Bitcoin, the first and biggest cryptocurrency, suddenly shook off months of little activity today with a 14% surge that took its value back above $5000 for the first time since last November. There is not yet any obvious catalyst for the leap in value but it has again sparked interest in Bitcoin following months of uncharacteristic calm in cryptocurrency markets.
Bitcoin spent 2018 sliding from the $20,000 peak hit at the end of the 2017 cryptocurrency bubble but steadfastly refused to give up all of those gains despite a 74% drop and many commentators calling the end of the market. The original cryptocurrency bottomed out in mid-December at around $3200, compared to $1000 at the beginning of 2017.
After recovering to around $4000, the first three months of 2019 were ones of remarkably low volatility until earlier today when a sudden surge took Bitcoin’s price back to $5000 on some exchanges. Coinmarketcap.com, the cryptocurrency market data service that collates prices across major exchanges puts the average at around $4800 approaching midday.
The surge took place over less than an hour and dragged the rest of the wider cryptocurrency market up with Bitcoin. The total market capitalisation of all of the cryptocurrencies tracked by Coinmarketcap.com added a whopping $17 billion in less than sixty minutes.
Volatility has always been a feature of the market for Bitcoin and other cryptocurrencies but not over the first quarter of 2019. However, Bitcoin is still a small market in comparison to mainstream financial markets. That means big buy, sell or short moves can quickly lead to spikes or crashes, suggesting someone(s) somewhere bought a lot of Bitcoin this morning. That raises the question who and why?
One theory is an April Fool’s Day story stating the SEC had approved a Bitcoin ETF. Several have been rejected over the past several months. But that, if bought by enough people, would have been expected to see the price rise over several hours rather than spike so suddenly. Unless one particularly wealthy individual was suckered in and bought a huge volume of Bitcoin.
Jokes aside, there is still hope that a Bitcoin ETF will finally be approved by the SEC at some point over the next couple of years, though it doesn’t appear likely in the immediate future. The cryptocurrency, or another more technologically advanced alternative that doesn’t yet exist, might still have a major future in one form or another.

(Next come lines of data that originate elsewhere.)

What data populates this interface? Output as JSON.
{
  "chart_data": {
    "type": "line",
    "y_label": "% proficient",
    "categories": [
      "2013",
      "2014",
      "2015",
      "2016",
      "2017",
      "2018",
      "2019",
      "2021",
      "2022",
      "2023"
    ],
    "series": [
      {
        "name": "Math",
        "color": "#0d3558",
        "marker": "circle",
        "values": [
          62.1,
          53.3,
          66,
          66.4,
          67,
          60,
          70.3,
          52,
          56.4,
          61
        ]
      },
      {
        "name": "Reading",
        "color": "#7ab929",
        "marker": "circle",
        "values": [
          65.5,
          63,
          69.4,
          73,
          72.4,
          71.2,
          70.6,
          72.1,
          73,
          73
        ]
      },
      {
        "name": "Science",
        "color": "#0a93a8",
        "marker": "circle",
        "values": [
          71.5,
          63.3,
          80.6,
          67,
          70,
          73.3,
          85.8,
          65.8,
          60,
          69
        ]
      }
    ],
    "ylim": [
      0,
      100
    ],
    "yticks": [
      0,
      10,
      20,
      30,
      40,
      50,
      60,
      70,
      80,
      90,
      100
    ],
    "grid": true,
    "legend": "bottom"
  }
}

NYSE-owner Intercontinental Exchange, one of the biggest securities exchange companies in the world, is planning a regulated Bitcoin exchange called Bakkt. It is planned for Baakt to offer one-day physically-settled Bitcoin futures contracts in a move that would potentially open the door to institutional investors and bring cryptocurrencies into the mainstream. While the launch has been repeatedly delayed due to regulatory hurdles, those investing online in Bitcoin are hopeful, if and when Bakkt finally happens, it will mark the beginning of a more mature, stable market for the cryptocurrency.